Supreme Court nominee Neil Gorsuch presented himself to a sharply divided Senate Judiciary Committee on Monday [March 20] as a consensus-minded judge, devoted to the law, free of partisan or ideological bias, and steeped in family, faith, and the common-sense goodness of his native Colorado.
Gorsuch broke from his unassuming pose long enough to boast that out of 2,700 appeals in which he has participated in his decade as a federal judge, 97 percent were decided unanimously and he was in the majority 99 percent of the time.
"In the West we listen to one another respectfully," Gorsuch said, "we tolerate and cherish different points of view, and we seek consensus whenever we can."
Gorsuch spoke for about 20 minutes at the end of a five-hour hearing that began with Republican and Democratic senators using their 10-minute opening statements to offer contrasting views about Gorsuch's record on the Tenth U.S. Circuit Court of Appeals.
Eleven Republican senators, beginning with committee chairman Charles Grassley of Iowa, all praised Gorsuch as eminently qualified and committed to applying the Constitution and laws as written. But nine Democratic senators, one by one, faulted Gorsuch for taking a narrow view of constitutional rights and siding too often with corporations over the interests of workers and consumers.
Gorsuch sat impassively as the senators laid the groundwork for what could be as much as 16 hours of questioning over the next two days. However embattled the senators, Gorsuch was genial and even folksy as he traced his upbringing and thanked his large extended family in Colorado, "united in love" despite holding "different political and religious views."
On substance, Gorsuch opened by affirming his commitment to the law. "I pledge to each of you and to the American people that, if confirmed, I will do all my powers permit to be a faithful servant of the Constitution and laws of our great nation," he said.

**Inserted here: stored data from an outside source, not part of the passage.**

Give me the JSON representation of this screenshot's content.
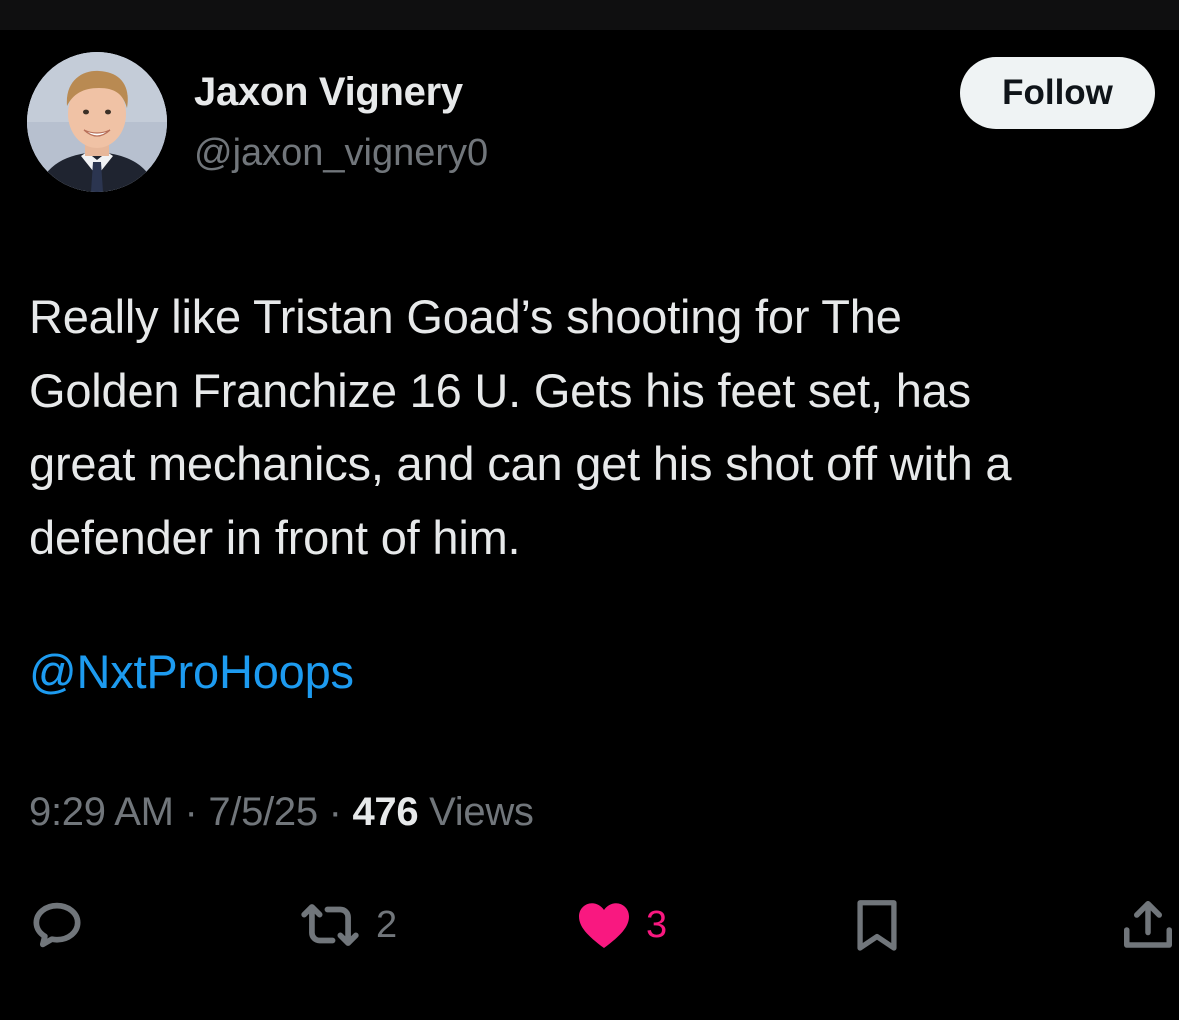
{
  "author": {
    "name": "Jaxon Vignery",
    "handle": "@jaxon_vignery0"
  },
  "follow_label": "Follow",
  "tweet": {
    "text": "Really like Tristan Goad’s shooting for The\nGolden Franchize 16 U. Gets his feet set, has\ngreat mechanics, and can get his shot off with a\ndefender in front of him.",
    "mention": "@NxtProHoops"
  },
  "meta": {
    "time": "9:29 AM",
    "separator": "·",
    "date": "7/5/25",
    "views_count": "476",
    "views_label": "Views"
  },
  "actions": {
    "reply": {
      "icon": "reply-icon"
    },
    "retweet": {
      "icon": "retweet-icon",
      "count": "2"
    },
    "like": {
      "icon": "heart-icon",
      "count": "3",
      "liked": true
    },
    "bookmark": {
      "icon": "bookmark-icon"
    },
    "share": {
      "icon": "share-icon"
    }
  },
  "colors": {
    "background": "#000000",
    "text_primary": "#e7e9ea",
    "text_secondary": "#71767b",
    "link": "#1d9bf0",
    "like": "#f91880",
    "follow_bg": "#eff3f4",
    "follow_text": "#0f1419"
  }
}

Later in the statement, Gorsuch echoed the Republican senators in depicting what he called "the modest station" for judges in the U.S. constitutional system. "If judges were just secret legislators, declaring not what the law is but what they would like it to be, the very idea of a government by the people and for the people would be at risk," he said.
The committee's ranking Democrat, California's Dianne Feinstein, used her opening statement to highlight a possible risk to abortion rights if Gorsuch were confirmed. Later, Rhode Island's Sheldon Whitehouse rattled off without naming them a long list of Roberts Court 5-4 decisions on campaign finance, voting rights, civil rights, and class actions all decided by five Republican appointees. "Will you saddle up with the other Republican appointees?" Whitehouse asked rhetorically.

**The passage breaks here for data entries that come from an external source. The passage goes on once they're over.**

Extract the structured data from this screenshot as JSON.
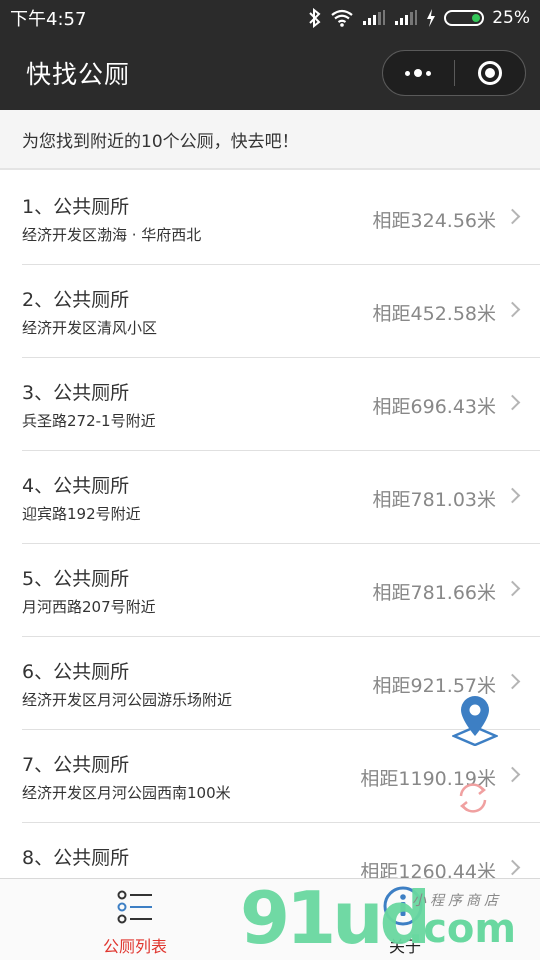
{
  "status_bar": {
    "time": "下午4:57",
    "battery_percent": "25%",
    "battery_level": 25,
    "icons": [
      "bluetooth-icon",
      "wifi-icon",
      "signal-icon",
      "signal-icon",
      "charging-icon",
      "battery-icon"
    ]
  },
  "header": {
    "title": "快找公厕",
    "menu_icon": "more-dots-icon",
    "close_icon": "target-icon"
  },
  "notice": "为您找到附近的10个公厕，快去吧！",
  "toilets": [
    {
      "name": "1、公共厕所",
      "address": "经济开发区渤海 · 华府西北",
      "distance": "相距324.56米"
    },
    {
      "name": "2、公共厕所",
      "address": "经济开发区清风小区",
      "distance": "相距452.58米"
    },
    {
      "name": "3、公共厕所",
      "address": "兵圣路272-1号附近",
      "distance": "相距696.43米"
    },
    {
      "name": "4、公共厕所",
      "address": "迎宾路192号附近",
      "distance": "相距781.03米"
    },
    {
      "name": "5、公共厕所",
      "address": "月河西路207号附近",
      "distance": "相距781.66米"
    },
    {
      "name": "6、公共厕所",
      "address": "经济开发区月河公园游乐场附近",
      "distance": "相距921.57米"
    },
    {
      "name": "7、公共厕所",
      "address": "经济开发区月河公园西南100米",
      "distance": "相距1190.19米"
    },
    {
      "name": "8、公共厕所",
      "address": "",
      "distance": "相距1260.44米"
    }
  ],
  "floating": {
    "locate_icon": "map-pin-icon",
    "refresh_icon": "refresh-icon"
  },
  "tabbar": {
    "tabs": [
      {
        "label": "公厕列表",
        "icon": "list-icon",
        "active": true
      },
      {
        "label": "关于",
        "icon": "info-icon",
        "active": false
      }
    ]
  },
  "watermark": {
    "brand": "91ud",
    "suffix": ".com",
    "tagline": "小程序商店"
  },
  "colors": {
    "header_bg": "#2b2b2b",
    "active_tab": "#e0362f",
    "pin_blue": "#3d7fc4",
    "watermark_green": "#69d8a0"
  }
}
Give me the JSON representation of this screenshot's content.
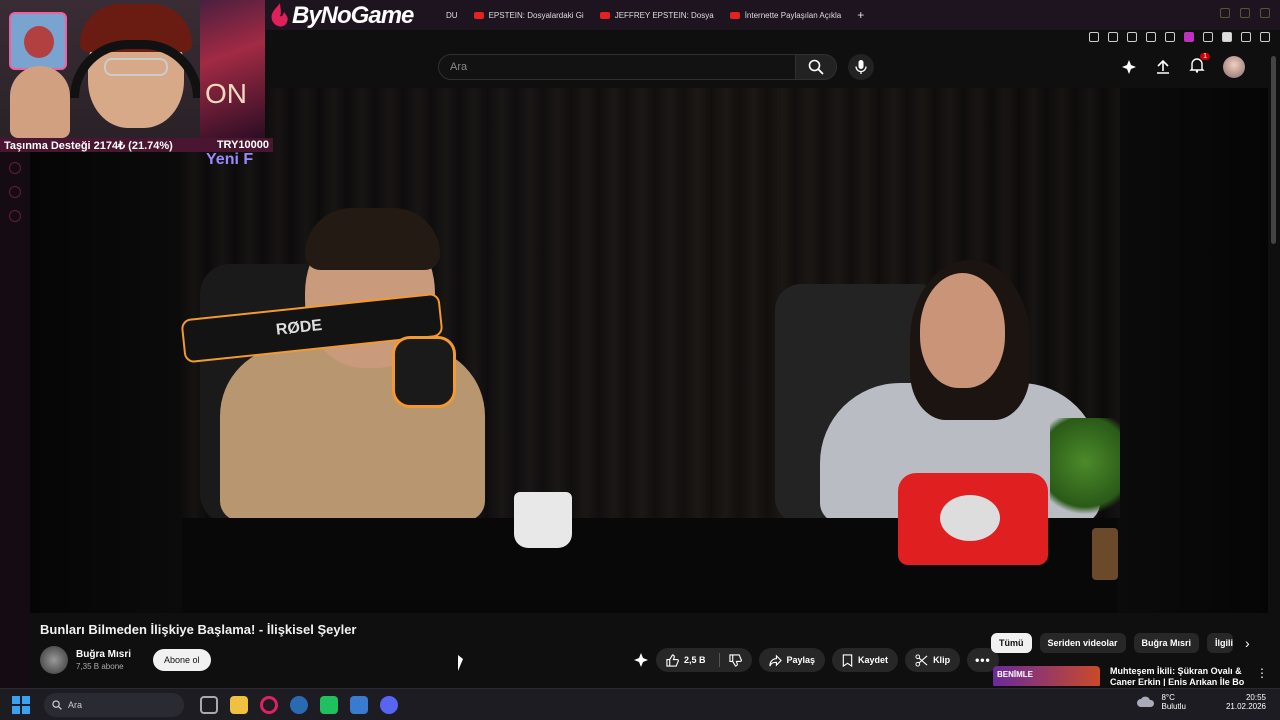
{
  "browser": {
    "tabs": [
      {
        "label": "DU"
      },
      {
        "label": "EPSTEIN: Dosyalardaki Gi"
      },
      {
        "label": "JEFFREY EPSTEIN: Dosya"
      },
      {
        "label": "İnternette Paylaşılan Açıkla"
      }
    ]
  },
  "overlay": {
    "logo": "ByNoGame",
    "donation_label": "Taşınma Desteği 2174₺ (21.74%)",
    "donation_goal": "TRY10000",
    "donation_progress": 21.74,
    "ticker": "Yeni F",
    "art_text": "ON"
  },
  "youtube": {
    "search_placeholder": "Ara",
    "notification_count": "1"
  },
  "video": {
    "mic_brand": "RØDE",
    "title": "Bunları Bilmeden İlişkiye Başlama! - İlişkisel Şeyler",
    "channel_name": "Buğra Mısri",
    "channel_subs": "7,35 B abone",
    "subscribe_label": "Abone ol",
    "likes": "2,5 B",
    "share_label": "Paylaş",
    "save_label": "Kaydet",
    "clip_label": "Klip"
  },
  "sidebar_chips": [
    {
      "label": "Tümü"
    },
    {
      "label": "Seriden videolar"
    },
    {
      "label": "Buğra Mısri"
    },
    {
      "label": "İlgili"
    }
  ],
  "related": {
    "thumb_text": "BENİMLE",
    "title": "Muhteşem İkili: Şükran Ovalı & Caner Erkin | Enis Arıkan İle Bo"
  },
  "taskbar": {
    "search_label": "Ara",
    "temperature": "8°C",
    "weather": "Bulutlu",
    "time": "20:55",
    "date": "21.02.2026"
  },
  "colors": {
    "accent": "#cc0000",
    "overlay_bar": "#4a1530",
    "mic_ring": "#f29a30"
  }
}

Gorsuch gave an answer of sorts to the Democrats' complaints by noting that he had decided cases in favor of Native Americans seeking to protect tribal lands and in favor of class actions such as one seeking compensation for victims of nuclear waste pollution. He also said he had ruled for disabled students, prisoners, and workers alleging civil rights violations, while ruling against such persons in other cases.
"My decisions have never reflected a judgment about the people before me," Gorsuch said, "only my best judgment about the law and facts at issue in each particular case."

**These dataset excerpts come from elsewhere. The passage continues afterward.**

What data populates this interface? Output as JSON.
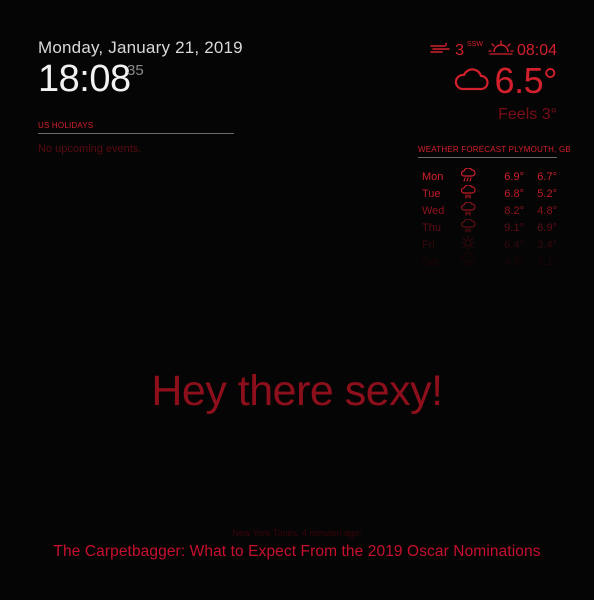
{
  "clock": {
    "date": "Monday, January 21, 2019",
    "time": "18:08",
    "seconds": "35"
  },
  "holidays": {
    "header": "US HOLIDAYS",
    "empty_text": "No upcoming events."
  },
  "current_weather": {
    "wind_icon": "wind-icon",
    "wind_speed": "3",
    "wind_direction": "SSW",
    "sun_icon": "sunset-icon",
    "sun_time": "08:04",
    "condition_icon": "cloud-icon",
    "temperature": "6.5°",
    "feels_like": "Feels 3°"
  },
  "forecast": {
    "header": "WEATHER FORECAST PLYMOUTH, GB",
    "rows": [
      {
        "day": "Mon",
        "icon": "rain-icon",
        "max": "6.9°",
        "min": "6.7°",
        "color": "#d2202c"
      },
      {
        "day": "Tue",
        "icon": "showers-icon",
        "max": "6.8°",
        "min": "5.2°",
        "color": "#c01b27"
      },
      {
        "day": "Wed",
        "icon": "showers-icon",
        "max": "8.2°",
        "min": "4.8°",
        "color": "#8f141d"
      },
      {
        "day": "Thu",
        "icon": "showers-icon",
        "max": "9.1°",
        "min": "6.9°",
        "color": "#5e0e15"
      },
      {
        "day": "Fri",
        "icon": "sun-icon",
        "max": "6.4°",
        "min": "3.4°",
        "color": "#33080c"
      },
      {
        "day": "Sat",
        "icon": "showers-icon",
        "max": "4.9°",
        "min": "3.1°",
        "color": "#1a0406"
      }
    ]
  },
  "compliment": "Hey there sexy!",
  "news": {
    "source": "New York Times, 4 minuten ago:",
    "title": "The Carpetbagger: What to Expect From the 2019 Oscar Nominations"
  },
  "colors": {
    "accent": "#d2202c",
    "background": "#000000"
  }
}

Democratic senators made clear they are smarting from the Republicans' refusal to hold hearings last year to consider the veteran judge Merrick Galand as President Obama's nominee to fill the vacancy left by the death of Justice Antonin Scalia. Vermont's Patrick Leahy, a former committee chairman, the tactic "an extraordinary blockade and totally unprecedented in our history."
Grassley made no reference to the Garland episode in his remarks, but Texas's junior Republican senator Ted Cruz defended the strategy. "If Obama had been allowed to fill the seat," Cruz said, "we would have had a new liberal activist court."
Cruz was among several Republicans who praised Gorsuch as an advocate, like Scalia, of originalism in constitutional interpretation. Feinstein had opened by saying that she was "troubled" by the philosophy. "I firmly believe that the Constitution is a living document that was intended to evolve as our people evolved," she said.
Scalia's seat has been vacant since his death on Feb. 13, 2016, just before the court was set to holds the fourth of its seven two-week calendars of arguments. With only eight justices, the term ended with four cases deadlocked on 4-4 votes and one other sent back to lower courts to resolve after the justices appeared in arguments to be split down the middle.
With a 52-48 majority, Senate Republicans appear to be in a position to confirm the 49-year-old Gorsuch for the life-tenured seat on the high court. Grassley outlined a schedule that could bring the nomination to a vote in early April in time for Gorsuch to join the court for its final two-week argument session late in the month.
Over the weekend, however, Connecticut's Democratic senator Richard Blumenthal vowed to use "every tool we have" to block Gorsuch's confirmation "if he is outside the mainstream." No Republicans have indicated any likelihood of breaking ranks on the nomination, but under current rules Republicans need to pick up eight Democratic votes to meet the 60-vote threshold needed to bring the nomination to a vote on the floor.